BT: When is a fault not a fault?

Big organisations often shift blame between divisions or departments because there is a lack of ownership of a problem. I have absolutely no doubt this story will not be news to many people, but I thought it was worth writing nonetheless.

The start of the problem: BT ADP Managed Accounts

One of my companies has several BT lines in different locations. BT outsource the management of small business accounts (or ours at least) to a company called ADP whose number appears on our bill and who we would get put through to deal with new lines. We’ve been talking to them a lot lately since we have been ordering a few new lines and a conversion of a BT Business Highway ISDN line into two PSTN lines in one location.

I am conscious in writing this that some of the staff there are very helpful, but in several cases we’ve been promised callbacks which have not arrived.. We’ve sent e-mails to which we’ve never received responses. Our position now is that if we can’t speak to the person we need to get hold of, we call back later since expecting a call back from them is just too unreliable.

Converting the line..

BT are withdrawing the Business Highway ISDN services early 2008 so we were contacted by ADP a few months ago about options to convert the lines into ISDN2e or PSTN lines. Since we are in the process of looking at VoIP for future voice solutions anyway and needing better redundancy on broadband, we opted for two PSTN lines, so an appointment was made for an Openreach engineer to come and convert the BT Business Highway line into two standard analogue business phone lines. I was told this process was quite simple. The first PSTN line was ordered with TotalCare (BT’s supposed enhanced service option which guarantees a 4-hour response to faults)

At this point I ought to point out that we use these lines and made it very clear to ADP that any switch-over had to be managed to minimise the downtime. During the conversion it became apparent that there were problems finding pairs that go back to the local exchange for the second line (with the Business Highway line being capable of carrying two calls down one line). This meant that the number used for faxes was completely dead.
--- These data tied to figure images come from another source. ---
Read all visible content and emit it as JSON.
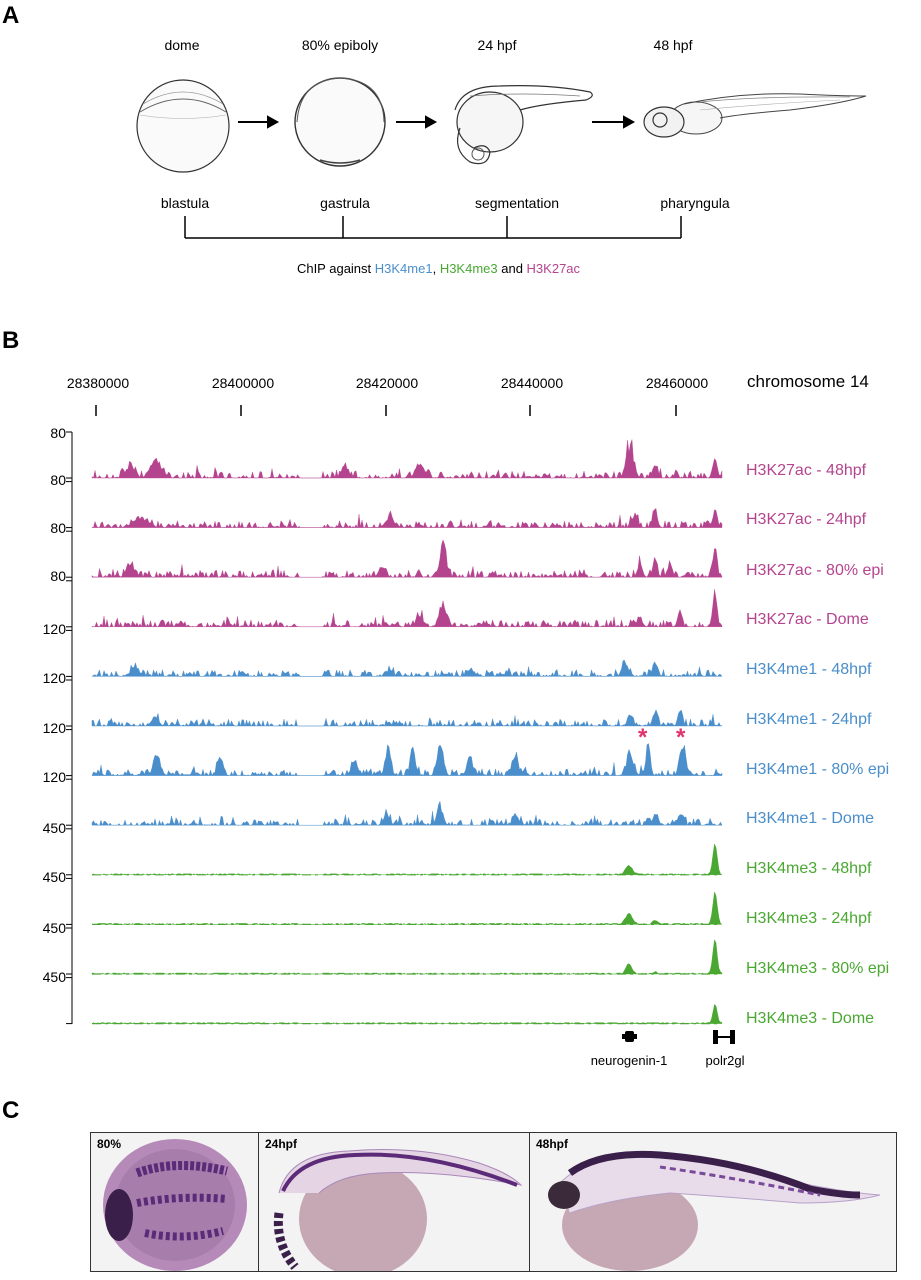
{
  "panels": {
    "a": "A",
    "b": "B",
    "c": "C"
  },
  "panel_a": {
    "stages": [
      "dome",
      "80% epiboly",
      "24 hpf",
      "48 hpf"
    ],
    "periods": [
      "blastula",
      "gastrula",
      "segmentation",
      "pharyngula"
    ],
    "chip_prefix": "ChIP against ",
    "chip_me1": "H3K4me1",
    "chip_sep1": ", ",
    "chip_me3": "H3K4me3",
    "chip_sep2": " and ",
    "chip_ac": "H3K27ac",
    "colors": {
      "me1": "#4a8ecb",
      "me3": "#4aa832",
      "ac": "#b5448f"
    }
  },
  "panel_b": {
    "coordinates": [
      "28380000",
      "28400000",
      "28420000",
      "28440000",
      "28460000"
    ],
    "chromosome": "chromosome 14",
    "scale_labels": [
      "80",
      "80",
      "80",
      "80",
      "120",
      "120",
      "120",
      "120",
      "450",
      "450",
      "450",
      "450"
    ],
    "tracks": [
      {
        "label": "H3K27ac - 48hpf",
        "mark": "ac"
      },
      {
        "label": "H3K27ac - 24hpf",
        "mark": "ac"
      },
      {
        "label": "H3K27ac - 80% epi",
        "mark": "ac"
      },
      {
        "label": "H3K27ac - Dome",
        "mark": "ac"
      },
      {
        "label": "H3K4me1 - 48hpf",
        "mark": "me1"
      },
      {
        "label": "H3K4me1 - 24hpf",
        "mark": "me1"
      },
      {
        "label": "H3K4me1 - 80% epi",
        "mark": "me1"
      },
      {
        "label": "H3K4me1 - Dome",
        "mark": "me1"
      },
      {
        "label": "H3K4me3 - 48hpf",
        "mark": "me3"
      },
      {
        "label": "H3K4me3 - 24hpf",
        "mark": "me3"
      },
      {
        "label": "H3K4me3 - 80% epi",
        "mark": "me3"
      },
      {
        "label": "H3K4me3 - Dome",
        "mark": "me3"
      }
    ],
    "asterisk": "*",
    "asterisk_color": "#e0336e",
    "genes": [
      "neurogenin-1",
      "polr2gl"
    ]
  },
  "panel_c": {
    "images": [
      "80%",
      "24hpf",
      "48hpf"
    ],
    "stain_color": "#5b2a78"
  }
}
The engineer left stating that another colleague would come back later that day to finish the work.

After 3pm, I began getting worried that the problem would not be resolved so I rang our BT managed accounts (ADP) contact (one of the few who seem to have some idea of what they are talking about) and was told they were still working on it and expected it to be fixed this afternoon. We agreed that I would call back at 5pm if the lines weren’t working and of course, inevitably I called back. Following some more discussions another staff member at ADP stated near 6pm that they would be going home and that their department would be closed until Monday morning, and that as the line wasn’t working, the only possible option would be to ring faults.

The run around..

So I rang BT faults (154).. They said that since it’s an order in progress I would need to speak to BT Business Sales (152).. so I rang them.. Their system asks for the phone number and then said something along the lines of “You have one open order on the line. Your order was placed by a third party. Please contact them” before hanging up. So I call back and play with the options to get through to someone. Now this BT employee seemed a bit better and looked at the issue but advise that the system was waiting on a software update (as it had been for the past few hours) and because the engineers who deal with manual updates had gone home, we’d have to wait until the morning. I was then put through to faults on my request to register this as a fault, but faults advised me that since the line was not active, they could not raise a fault.
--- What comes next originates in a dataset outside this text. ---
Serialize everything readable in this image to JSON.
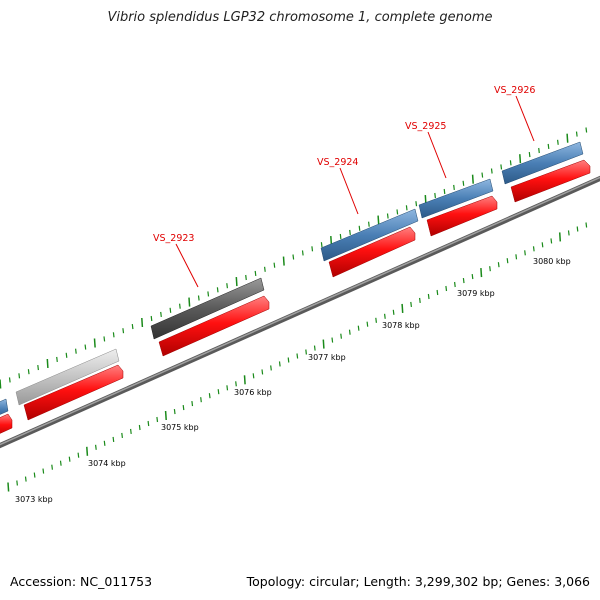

So.. I have no phone lines.. BT broke them.. and it’s not a fault..

So, let’s recap. BT were supposed to convert one Business Highway line into two PSTN lines because they were withdrawing the Highway service, and as a result, they’ve now left us with both lines not working. Well actually, not quite. One PSTN line has a dialtone and a telephone number attached to it which has nothing to do with us. Go figure..

The real problem with BT..

What gets to me is we pay for a business service (and Highway isn’t the cheapest option either) and then place an order with an even higher service level (TotalCare) and different departments within BT seem to pass the buck between each other. There is absolutely no ‘ownership’ of the problem. We are without a phone service[1] which we had this morning and BT do not consider this a ‘fault’.. This is utterly ridiculous. Imagine if we turned our network routers off for a day.. We wouldn’t have any customers left the following day. My general perception of BT as a company was moving forwards, but I get the strong sense of some major internal co-ordination issues where no one is interested in solving the problem. Is this the result of artificially forcing a split of BT’s Retail and Openreach businesses even?
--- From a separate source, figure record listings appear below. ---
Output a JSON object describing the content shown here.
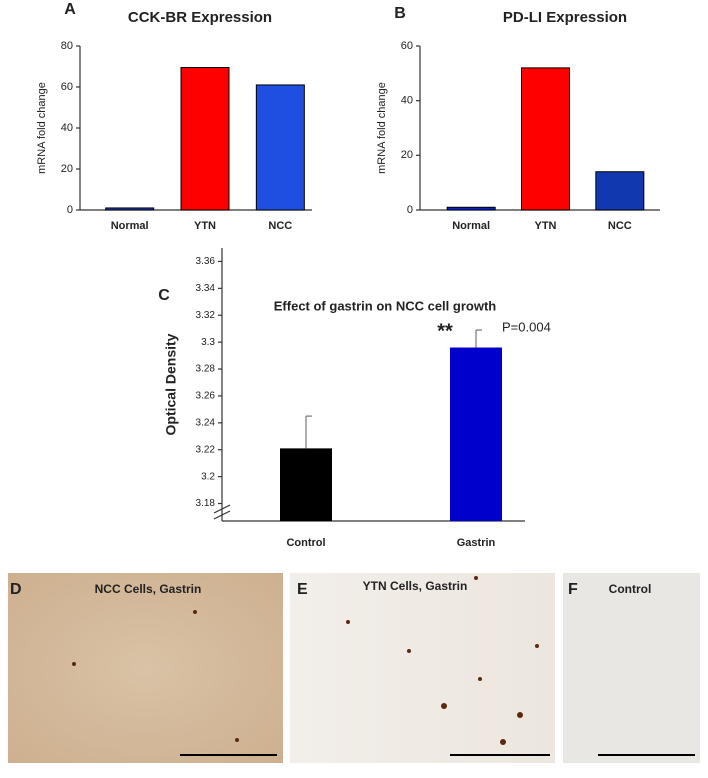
{
  "chart_data": [
    {
      "type": "bar",
      "panel_label": "A",
      "title": "CCK-BR Expression",
      "y_label": "mRNA fold change",
      "categories": [
        "Normal",
        "YTN",
        "NCC"
      ],
      "values": [
        1,
        69.5,
        61
      ],
      "colors": [
        "#1f3fbf",
        "#ff0000",
        "#1f4fe0"
      ],
      "ylim": [
        0,
        80
      ],
      "yticks": [
        0,
        20,
        40,
        60,
        80
      ]
    },
    {
      "type": "bar",
      "panel_label": "B",
      "title": "PD-LI Expression",
      "y_label": "mRNA fold change",
      "categories": [
        "Normal",
        "YTN",
        "NCC"
      ],
      "values": [
        1,
        52,
        14
      ],
      "colors": [
        "#0a1fcc",
        "#ff0000",
        "#1238b0"
      ],
      "ylim": [
        0,
        60
      ],
      "yticks": [
        0,
        20,
        40,
        60
      ]
    },
    {
      "type": "bar",
      "panel_label": "C",
      "title": "Effect of gastrin on NCC cell growth",
      "y_label": "Optical Density",
      "categories": [
        "Control",
        "Gastrin"
      ],
      "values": [
        3.221,
        3.296
      ],
      "errors": [
        0.024,
        0.013
      ],
      "colors": [
        "#000000",
        "#0000cc"
      ],
      "annotations": [
        "**",
        "P=0.004"
      ],
      "ylim": [
        3.167,
        3.37
      ],
      "yticks": [
        3.18,
        3.2,
        3.22,
        3.24,
        3.26,
        3.28,
        3.3,
        3.32,
        3.34,
        3.36
      ]
    }
  ],
  "image_panels": [
    {
      "label": "D",
      "caption": "NCC Cells, Gastrin"
    },
    {
      "label": "E",
      "caption": "YTN Cells, Gastrin"
    },
    {
      "label": "F",
      "caption": "Control"
    }
  ]
}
[1] Although this does mean our fax is down and it causes us all ends of inconvenience, we don’t actually trust BT to run our main phone system (and this is precisely why!).. but that’s besides the point.

Update 16/12/07: I can report that BT did fix the first PSTN line on Saturday morning and I had a call from their sales team at around 8.55am to tell me that. The second line was sorted at 11:35am and the engineer knocked on the door. I have to say I wasn’t expecting this to be sorted until Monday so I was pleasantly surprised, not that this makes 24 hours of no service in any way acceptable because of planned work with no contingency plans in place in case they came across a problem.